Why were you wearing that? An antistatic wrist strap has a little resistor that touches your skin, and it essentially keeps you and the alligator clip on the other. The same electrical level or another word for it is called electrical potential. So you might be wandering around it at plus 10 volts electricity compared to ground. When you connect that antistatic wrist strap to the computer, to some kind of metal part of the computer, don’t connect it to the CPU or something, but some kind of metal part, like the side of the case, it makes you and the computer the same electrical potential.

Right. So you could both be it plus 10 volts. Right. And what that means in practice is that you can then reach in and touch stuff and not worry about there being any kind of static electricity discharge. Very cool. So it keeps you and the computers safe. I need one of those. Yes. Very cool. Next is Brandon from Norfolk, Virginia. He asks, how do I recycle my ink and toner? This is important with toner, and toner is what you have in laser printers.
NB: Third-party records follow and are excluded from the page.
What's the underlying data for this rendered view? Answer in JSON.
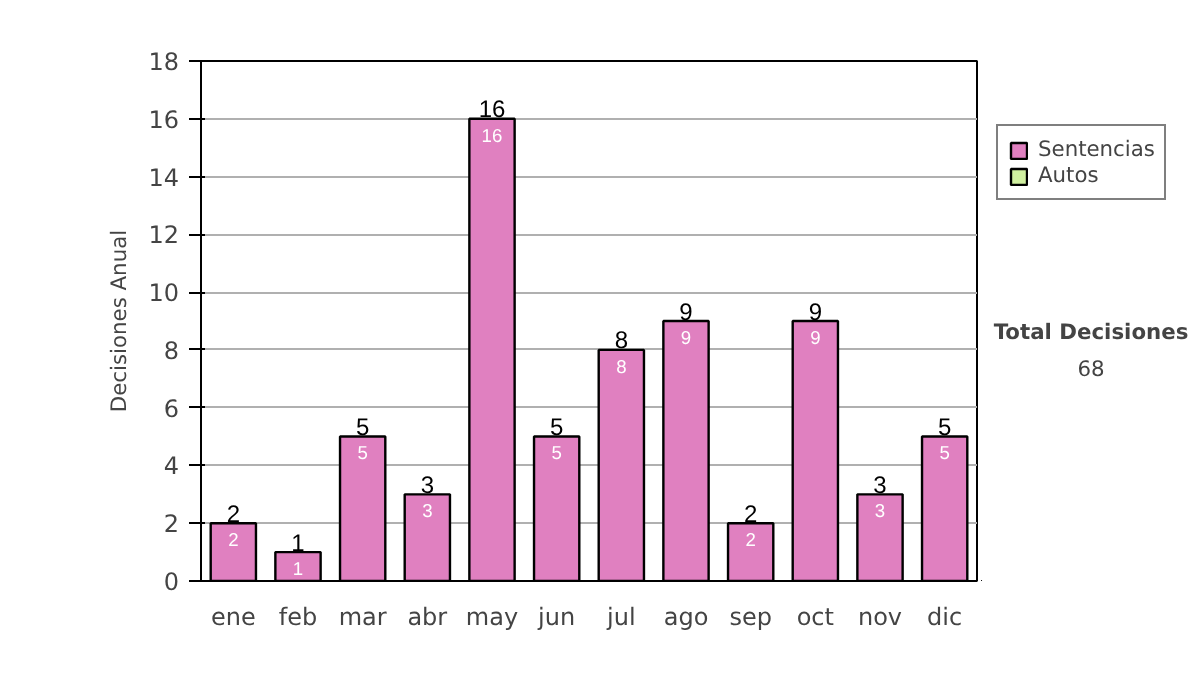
{
  "chart_data": {
    "type": "bar",
    "ylabel": "Decisiones Anual",
    "categories": [
      "ene",
      "feb",
      "mar",
      "abr",
      "may",
      "jun",
      "jul",
      "ago",
      "sep",
      "oct",
      "nov",
      "dic"
    ],
    "series": [
      {
        "name": "Sentencias",
        "color": "#e080c0",
        "values": [
          2,
          1,
          5,
          3,
          16,
          5,
          8,
          9,
          2,
          9,
          3,
          5
        ]
      },
      {
        "name": "Autos",
        "color": "#d0f0a0",
        "values": [
          null,
          null,
          null,
          null,
          null,
          null,
          null,
          null,
          null,
          null,
          null,
          null
        ]
      }
    ],
    "stacked": true,
    "data_labels": true,
    "totals": [
      "2",
      "1",
      "5",
      "3",
      "16",
      "5",
      "8",
      "9",
      "2",
      "9",
      "3",
      "5"
    ],
    "ylim": [
      0,
      18
    ],
    "yticks": [
      0,
      2,
      4,
      6,
      8,
      10,
      12,
      14,
      16,
      18
    ],
    "grid": "y",
    "legend": "right",
    "annotations": [
      "Total Decisiones",
      "68"
    ]
  }
}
Okay. Toners inside that cartridge is secretly a bunch of other components, and these are very much recyclable and should be recycled. Okay. So when you run out of toner, take that cartridge and whoever you are buying the next cartridge from should have some kind of recycling availability there. Okay. With ink, manufacturers have made it almost impossible to do anything with these, to refill them or recycle them or anything. So, unfortunately, with ink cartridges, your only real option is, wow, that’s unfortunate. Yeah, it is. Yeah.